Ваш отец, тридцать лет скитавшийся по морям, из кожи вон лез, чтобы вы ребенком ни в чем не нуждались, и, после того как грянула буря, вы вообразили, что с ней легко будет справиться; вообразили, что так будет всегда, что вы еще не вышли из детского возраста, когда играли английскими гинеями и испанскими дублонами, а не подумали, что это подло — даже если он предложил вам сам, — принимать от старика то, что, смилостивившись, оставил ему случай, и все это только ради того, чтобы потешить ваше безумное тщеславие!

— Дядя! Дядюшка! Смилуйтесь! Довольно!

— Да, пожалуй, с тебя хватит. Я только что видел, как ты покраснел от стыда за совершенную тобой ошибку, скрытую под именем другого человека. Да, я избавлю тебя от упреков, потому что надеюсь: если еще не поздно, ты отступишь при виде пропасти, в которую ты едва не скатился сам и не увлек за собой моего несчастного брата.

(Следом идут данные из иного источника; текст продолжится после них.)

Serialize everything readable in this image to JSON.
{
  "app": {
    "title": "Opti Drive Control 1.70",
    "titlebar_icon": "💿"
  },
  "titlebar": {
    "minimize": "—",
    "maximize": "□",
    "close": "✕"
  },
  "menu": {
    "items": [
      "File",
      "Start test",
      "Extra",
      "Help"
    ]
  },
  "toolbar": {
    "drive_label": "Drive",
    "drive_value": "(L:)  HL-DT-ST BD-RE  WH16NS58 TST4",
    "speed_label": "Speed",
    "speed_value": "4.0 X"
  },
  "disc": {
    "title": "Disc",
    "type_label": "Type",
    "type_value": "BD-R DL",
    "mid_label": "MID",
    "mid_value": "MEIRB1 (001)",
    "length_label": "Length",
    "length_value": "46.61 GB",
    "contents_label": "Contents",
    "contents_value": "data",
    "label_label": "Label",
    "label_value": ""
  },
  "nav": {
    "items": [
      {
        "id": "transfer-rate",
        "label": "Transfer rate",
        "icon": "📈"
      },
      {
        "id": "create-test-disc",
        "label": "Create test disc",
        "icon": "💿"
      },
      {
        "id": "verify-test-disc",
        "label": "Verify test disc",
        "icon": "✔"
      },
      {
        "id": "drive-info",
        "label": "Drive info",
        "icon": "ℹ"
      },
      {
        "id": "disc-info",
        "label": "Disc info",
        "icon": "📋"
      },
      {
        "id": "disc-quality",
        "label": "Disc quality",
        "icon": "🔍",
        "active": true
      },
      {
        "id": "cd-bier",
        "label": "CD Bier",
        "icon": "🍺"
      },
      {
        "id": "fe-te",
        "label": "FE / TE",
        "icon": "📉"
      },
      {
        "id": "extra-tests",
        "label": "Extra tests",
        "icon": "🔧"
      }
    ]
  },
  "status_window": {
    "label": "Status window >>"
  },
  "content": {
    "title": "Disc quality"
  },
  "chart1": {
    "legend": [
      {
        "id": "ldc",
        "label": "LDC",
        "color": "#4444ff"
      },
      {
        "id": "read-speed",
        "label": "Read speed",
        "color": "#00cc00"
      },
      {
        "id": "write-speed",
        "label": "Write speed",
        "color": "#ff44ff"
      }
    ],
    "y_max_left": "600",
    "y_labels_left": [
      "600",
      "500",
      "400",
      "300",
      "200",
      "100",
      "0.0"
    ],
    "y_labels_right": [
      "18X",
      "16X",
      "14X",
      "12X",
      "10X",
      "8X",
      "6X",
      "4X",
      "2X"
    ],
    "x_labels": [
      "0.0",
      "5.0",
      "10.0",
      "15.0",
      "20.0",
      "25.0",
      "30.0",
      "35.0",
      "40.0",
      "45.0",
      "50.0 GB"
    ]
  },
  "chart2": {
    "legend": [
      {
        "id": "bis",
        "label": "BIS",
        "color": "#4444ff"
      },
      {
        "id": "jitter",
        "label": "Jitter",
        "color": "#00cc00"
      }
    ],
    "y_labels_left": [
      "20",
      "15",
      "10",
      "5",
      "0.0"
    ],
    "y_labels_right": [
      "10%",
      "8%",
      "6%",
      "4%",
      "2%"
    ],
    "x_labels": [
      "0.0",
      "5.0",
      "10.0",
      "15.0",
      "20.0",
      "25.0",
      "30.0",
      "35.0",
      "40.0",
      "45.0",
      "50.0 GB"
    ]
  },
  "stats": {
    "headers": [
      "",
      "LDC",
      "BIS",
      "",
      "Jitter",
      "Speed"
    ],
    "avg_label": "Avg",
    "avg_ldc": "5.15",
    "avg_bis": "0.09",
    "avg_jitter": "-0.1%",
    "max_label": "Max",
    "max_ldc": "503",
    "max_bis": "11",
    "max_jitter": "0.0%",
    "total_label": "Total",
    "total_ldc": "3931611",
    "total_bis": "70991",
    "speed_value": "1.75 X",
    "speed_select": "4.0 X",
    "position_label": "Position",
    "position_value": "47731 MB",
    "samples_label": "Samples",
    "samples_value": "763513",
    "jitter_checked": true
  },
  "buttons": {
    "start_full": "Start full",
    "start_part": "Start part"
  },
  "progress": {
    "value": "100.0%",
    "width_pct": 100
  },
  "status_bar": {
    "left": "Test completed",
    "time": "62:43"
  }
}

— Дядя! — воскликнул Петрус и протянул генералу руку. — Я вам обещаю…

— О! Я так просто не возвращаю свое расположение тому, кого однажды лишил его. Ты обещаешь — прекрасно, Петрус. Но вот когда ты придешь и скажешь мне: «Я сдержал свое обещание» — только тогда и я тебе отвечу: «Браво, мой мальчик! Ты действительно порядочный человек».

И чтобы несколько смягчить свой отказ, генерал занял свои руки: одной взялся за табакерку, другой зачерпнул табак и отправил его по назначению.



Петрус то бледнел, то краснел и наконец уронил руку, которую протягивал генералу.

В эту минуту с лестницы донеслись шаги и голоса.

— Говорю вам, сударь, что я получил от хозяина строгий приказ, — говорил лакей.

— Какой еще приказ, дурак?

— Впускать гостей только после того, как будет передана карточка.

— Кому?

— Господину барону.

— Кого ты называешь господином бароном?

— Господина барона де Куртене.

— Да разве я иду к барону де Куртене? Мне нужен господин Пьер Эрбель.

— В таком случае, сударь, я вас не пущу.

— Как это не пустишь?

— А вот так: не пущу!

— Мне?! Преграждать путь?! Ну, погоди!

Похоже, ждать лакею пришлось недолго: почти тотчас дядя и племянник услышали странный звук, словно что-то тяжелое рухнуло со второго этажа на первый.

— Что, черт побери, творится у тебя на лестнице, Петрус? — спросил генерал.

— Не знаю, дядя. Насколько я могу судить, мой лакей с кем-то спорит.

— Уж не кредитор ли выбрал удобный момент, чтобы явиться к тебе, пока здесь я? — заметил генерал.

— Дядюшка! — остановил его Петрус.

— Ну посмотри, что там.

Петрус сделал несколько шагов к двери.

Но не успел он до нее дойти, как дверь с грохотом распахнулась и в мастерскую бомбой влетел разгневанный господин.

— Отец! — вскрикнул Петрус и бросился ему в объятия.

— Сынок! — прошептал старый моряк, нежно его обнимая.

— Это и в самом деле мой брат-пират! — заметил генерал.

— И ты здесь! — вскричал старый моряк. — Знаешь, Петрус, этот злосчастный пес был дважды не прав, не пуская меня к тебе.

— Полагаю, ты говоришь о камердинере моего высокочтимого племянника? — осведомился генерал.

— Я говорю о том дураке, что не давал мне подняться.

— За это ты его, кажется, заставил спуститься?

— Боюсь, что так… Слушай, Петрус…

— Да, отец?

— Взгляни-ка, не сломал ли себе что-нибудь этот дурак?

— Хорошо, отец, — кивнул Петрус и бросился вниз по лестнице.

— Ну что, старый морской волк, ты, я вижу, не меняешься! — сказал генерал. — Все такой же бешеный, каким я видел тебя в последний раз!